Galapagos tortoise
A giant tortoise in the Galapagos Islands. Reuters

For the first time in a more than a century, officials have confirmed that several giant tortoises from the critically endangered species C. duncanensis have been born naturally on an island in the Galápagos archipelago.

The introduction of black and brown rats to Duncan Island – otherwise known as Pinzón Island - some time before 1900 had caused the tortoise population there to fall into decline. But in 2012, National Park authorities began a rodent eradication program, which involved dropping poison at various sites from a helicopter.
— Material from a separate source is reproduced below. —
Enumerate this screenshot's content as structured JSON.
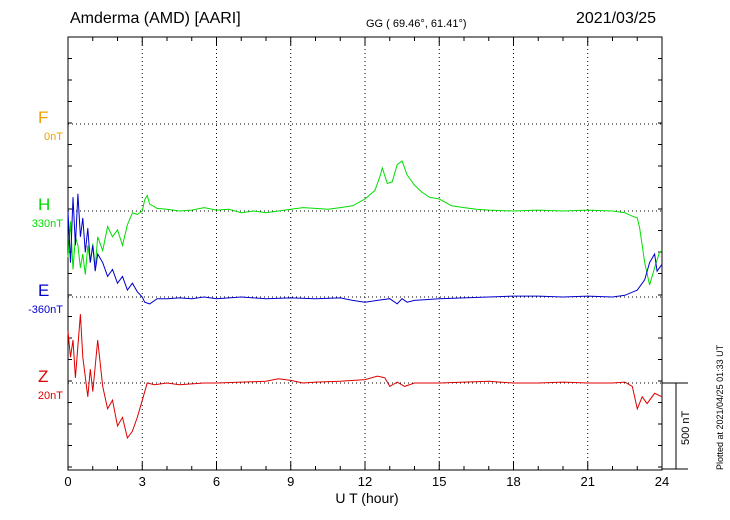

"The presence of the black rat on Duncan Island caused the decline of species such as the Galápagos pigeon, lizards, snakes and the giant tortoise, which could not be born naturally because rodents ate their eggs", Danny Rueda, director of Ecosystems at the Galápagos National Park told Spanish news agency EFE.

The eradication program also involved temporarily capturing and removing a number of hawks from the island in order to avoid them eating any poisoned dead rats.

According to Rueda, in 2014 the island was declared free of rodents and, following an ecological monitoring survey carried out in December 2015, researchers have now confirmed the birth of baby tortoises in the wild for the first time in more than a century.

It is thought that rats first arrived on Duncan island on board pirate and whaling ships in the 1800s. Rueda says the biggest challenge now is to avoid the reintroduction of the rodents.

In 1965, the Galápagos National Park began a successful captivity breeding program with the 20 tortoises that were living on the island at the time, which was responsible for releasing 837 individual animals into the wild. Researchers hope that this program will no longer be necessary now that the tortoises are breeding naturally again.